US President Donald Trump smiles at students at a school choice event with Education Secretary Betsy DeVos in the Roosevelt Room of the White House, May 3, 2017, in Washington, DC. (Photo by AFP)

Thousands of students who ran up unpayable debts at for-profit schools are anxiously waiting to see if US President Donald Trump's administration does away with anti-fraud protections put in place by his predecessor Barack Obama.

Some 95,000 cases of former students seeking forgiveness of their debt have been put on hold by the Department of Education, now led by Betsy DeVos, an ardent advocate of for-profit, post-secondary schools.

Most of the cases now on hold involve former students at two giants of the for-profit college industry -- Corinthian Colleges and ITT Tech, which closed in 2015 and 2016.

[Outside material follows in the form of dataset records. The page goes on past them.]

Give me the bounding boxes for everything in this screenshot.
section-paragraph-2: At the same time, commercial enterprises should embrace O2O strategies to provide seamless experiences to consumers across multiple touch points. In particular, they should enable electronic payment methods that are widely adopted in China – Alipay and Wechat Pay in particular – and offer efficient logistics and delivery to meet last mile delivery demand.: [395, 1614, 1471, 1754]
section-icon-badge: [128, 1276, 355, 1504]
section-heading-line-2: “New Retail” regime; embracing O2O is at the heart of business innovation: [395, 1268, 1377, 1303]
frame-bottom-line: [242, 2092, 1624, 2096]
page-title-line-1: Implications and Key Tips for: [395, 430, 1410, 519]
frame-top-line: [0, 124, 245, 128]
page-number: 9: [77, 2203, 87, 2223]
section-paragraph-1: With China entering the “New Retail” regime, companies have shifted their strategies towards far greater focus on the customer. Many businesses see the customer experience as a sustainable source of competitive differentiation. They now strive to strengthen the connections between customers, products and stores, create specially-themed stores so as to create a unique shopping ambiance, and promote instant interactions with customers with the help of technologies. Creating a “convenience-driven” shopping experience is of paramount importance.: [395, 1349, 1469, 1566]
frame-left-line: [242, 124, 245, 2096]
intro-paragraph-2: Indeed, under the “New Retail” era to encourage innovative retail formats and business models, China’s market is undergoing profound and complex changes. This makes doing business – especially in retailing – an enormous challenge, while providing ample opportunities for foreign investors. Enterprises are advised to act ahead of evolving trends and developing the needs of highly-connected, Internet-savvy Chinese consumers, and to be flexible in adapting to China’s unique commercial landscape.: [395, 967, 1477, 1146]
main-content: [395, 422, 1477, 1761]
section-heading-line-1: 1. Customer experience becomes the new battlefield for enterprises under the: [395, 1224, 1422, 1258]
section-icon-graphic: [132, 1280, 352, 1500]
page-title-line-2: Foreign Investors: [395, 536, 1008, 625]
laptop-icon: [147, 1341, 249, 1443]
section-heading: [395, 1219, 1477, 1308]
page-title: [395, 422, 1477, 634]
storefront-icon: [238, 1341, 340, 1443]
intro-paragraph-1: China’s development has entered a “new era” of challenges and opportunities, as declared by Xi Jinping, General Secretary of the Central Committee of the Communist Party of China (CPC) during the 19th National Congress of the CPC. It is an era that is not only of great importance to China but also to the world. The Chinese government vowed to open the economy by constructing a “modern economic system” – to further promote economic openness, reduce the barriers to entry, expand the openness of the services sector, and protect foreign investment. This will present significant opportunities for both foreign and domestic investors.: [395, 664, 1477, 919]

Students claim they were lured into enrolling in training programs by promises of jobs and diplomas that later proved worthless.

"They laughed at my diploma," said Danielle Adorno, describing the reaction of prospective employers.

The 30-year-old New Yorker wanted to become a baker so she borrowed $25,000 to pursue "culinary studies" at the Art Institute, a private group that ran several schools in the United States, including the one in New York that she attended.

As she tells it, admissions officers used "deflection tactics" to persuade her to enroll, withholding information about graduation rates and how many graduates went on to find jobs.

After nine months of training, Adorno is disillusioned, and has asked the Education Department to forgive her debt.

A rule change made in 2016 under former president Barack Obama allows the Education Department to forgive a student's debt, and then sue the for-profit to recover the money.

The situation came to a head in 2015, when Corinthian Colleges filed for bankruptcy, after receiving a fine from California of $1.1 billion, and a federal one of $30 million for making false and deceptive statements.

At issue now is whether the rule change will be reversed or modified under DeVos, who has ordered a review and frozen the loan forgiveness process.

No requests for student loan forgiveness have been approved since January. The Education Department says it is overloaded with a backlog.